The word Milah, which means religion, is presented as Ibrahim’s religion and only appears as such. This is interesting since it isn’t the only word for religion, the other being Dîn, which in turn is used either “worthy religion” (with Qiyam as adjective) or in connection to Allah (“My Religion”). The differences in understanding might be perceived from the translations, Yusufali translating Milah as “religion,” “way,” and “path,” while Pickthal translates it as “religion,” “tradition,” and “community,” and Shakir translates it as “religion,” and “faith.” The word Dîn they translate as “religion,” “faith,” and “sincere devotion” (Yusufali), “religion” solely (Pickthal), and “religion,” and “sincere obedience” (Shakir). Looking at the differences we can understand both words as surely meaning religion, but Milah having an understanding as being something based on practice, tradition, which might hint to a set practice performed by Ibrahim, whereas Dîn is being on a somewhat higher level, being understood in a more spiritual sense.

Mushrik, which is translated as “one who join gods to Allah,” “pagan,” and “unbeliever” by Yusufali, as “idolater,” and “one who ascribes partners to Allah,” and “polytheist,” and “one who associates others with Allah” by Shakir, is always presented as an opposite to Ibrahim, as well as the usage of Hanif in general, deeming this something that should not be encourage.

The word “Umah” is used about Ibrahim once, being translated as “model” (Yusufali), “nation” (Pickthal) and “exemplar” (Shakir), and though “nation”[5] is the correct translation, it seems that there is an understanding of the term here as something being a good examples (relating to Yusufali and Shakir). I would think that there is a combined sense here, stating that by having people following the example of Ibrahim, he became a nation.

Ibrahim is further described as a Muslim and a Khalila of Allah, one who succumbed to Allah and was chosen by Him to be a dear and close friend. As far as I am aware, Ibrahim is the only one being described as Khalilat Allah in the Quran.
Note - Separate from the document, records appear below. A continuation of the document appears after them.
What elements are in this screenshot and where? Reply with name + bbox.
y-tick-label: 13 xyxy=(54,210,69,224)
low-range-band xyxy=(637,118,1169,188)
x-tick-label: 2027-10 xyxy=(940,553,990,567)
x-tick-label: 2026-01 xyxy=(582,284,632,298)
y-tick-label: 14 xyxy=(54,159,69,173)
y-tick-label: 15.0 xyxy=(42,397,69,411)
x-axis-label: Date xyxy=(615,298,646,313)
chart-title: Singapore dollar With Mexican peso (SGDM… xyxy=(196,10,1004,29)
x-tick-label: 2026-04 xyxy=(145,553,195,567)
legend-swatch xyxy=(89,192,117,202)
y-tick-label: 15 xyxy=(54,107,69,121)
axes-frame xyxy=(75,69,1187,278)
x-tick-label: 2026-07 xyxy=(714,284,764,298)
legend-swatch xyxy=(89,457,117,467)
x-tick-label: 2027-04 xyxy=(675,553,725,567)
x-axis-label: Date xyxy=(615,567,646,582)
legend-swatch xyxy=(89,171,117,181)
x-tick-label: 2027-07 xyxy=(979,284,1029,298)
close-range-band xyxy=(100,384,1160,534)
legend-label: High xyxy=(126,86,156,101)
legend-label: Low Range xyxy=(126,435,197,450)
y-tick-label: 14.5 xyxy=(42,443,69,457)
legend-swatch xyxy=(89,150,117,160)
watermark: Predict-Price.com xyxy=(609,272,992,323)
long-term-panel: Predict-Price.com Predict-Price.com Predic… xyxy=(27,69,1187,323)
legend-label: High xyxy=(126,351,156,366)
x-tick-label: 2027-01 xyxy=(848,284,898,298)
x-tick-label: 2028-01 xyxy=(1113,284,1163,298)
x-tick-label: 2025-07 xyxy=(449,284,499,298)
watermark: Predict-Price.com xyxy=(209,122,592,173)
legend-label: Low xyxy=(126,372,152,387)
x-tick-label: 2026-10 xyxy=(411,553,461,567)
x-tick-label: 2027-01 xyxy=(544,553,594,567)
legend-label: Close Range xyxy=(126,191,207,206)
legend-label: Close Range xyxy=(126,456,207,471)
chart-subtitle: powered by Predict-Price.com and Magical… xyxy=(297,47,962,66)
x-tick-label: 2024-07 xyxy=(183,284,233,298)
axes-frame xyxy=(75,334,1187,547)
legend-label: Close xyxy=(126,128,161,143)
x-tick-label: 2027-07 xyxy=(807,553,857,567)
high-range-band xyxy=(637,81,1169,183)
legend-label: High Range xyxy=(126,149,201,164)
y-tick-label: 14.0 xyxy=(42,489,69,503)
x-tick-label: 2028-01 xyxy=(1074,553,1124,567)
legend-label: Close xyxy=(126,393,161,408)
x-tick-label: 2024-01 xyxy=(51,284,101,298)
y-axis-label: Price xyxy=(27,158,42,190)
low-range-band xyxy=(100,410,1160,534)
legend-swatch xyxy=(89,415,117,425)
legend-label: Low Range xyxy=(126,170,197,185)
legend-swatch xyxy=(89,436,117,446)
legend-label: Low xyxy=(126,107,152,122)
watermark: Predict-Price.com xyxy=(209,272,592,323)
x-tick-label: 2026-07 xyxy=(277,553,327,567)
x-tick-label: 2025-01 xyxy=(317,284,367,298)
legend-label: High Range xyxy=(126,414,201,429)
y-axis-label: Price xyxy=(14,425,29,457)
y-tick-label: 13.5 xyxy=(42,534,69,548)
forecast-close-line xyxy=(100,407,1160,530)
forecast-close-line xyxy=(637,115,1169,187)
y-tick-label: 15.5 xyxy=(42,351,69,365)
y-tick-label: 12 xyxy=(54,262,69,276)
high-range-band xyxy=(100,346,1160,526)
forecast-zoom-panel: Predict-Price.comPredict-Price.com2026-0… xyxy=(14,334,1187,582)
I would suppose that he is also considered Muhsin, though it is used about those who follow his Milah.

Regarding the word Hanif, then we see three different understandings. Yusufali is translating it as being “true”, especially in faith. Pickthal is translating it as being “upright”, especially as something born, by nature upright, and Shakir translates it as “upright.” I think we can establish an understanding of the word Hanif, especially in the meaning of “inclining, declining,” as being someone who turns away from doing wrong, being upright/true in his approach to Allah and the world.

Besides this there are two keywords which I haven’t related to, namely Jew and Christian. Though these two are not connected to being Mushrîkin, idolaters, it is still stated that Ibrahim is neither a Jew nor a Christian (Verses 2:135 and 3:67).

All that said, it seems to me that we can conclude – at least in context of Ibrahim being a Hanif – that he had his own religion, he was a dear friend of Allah, a good example, becoming a nation, and standing opposed to the polytheists. A Hanif is one who is upright and true, inclining towards Allah, does good to others, and is denying idol worship, nor is he a Jew or a Christian.


[1] Suwar 2:135, 3:67;95, 4:125, 6:79;161, 10:105, 16:120;123, 30:30.

[2] Suwar 22:31, 98:5.

[3] Suwar 2:135, 3:67;95, 4:125, 6:79;161, 16:120;123.

[4] I hope that any Arab speaker will forgive me for any mistakes in how I present/spell/translate the words. If you have any corrections, then please let me know. The translations I have based on the three previous mentioned translations.

[5] The word cannot be understood in the modern sense of nation/state, for which would be used Dawla. Rather it is, as the Hebrew word ‘Am or Um, understood as a greater group of people accepting the same body of laws.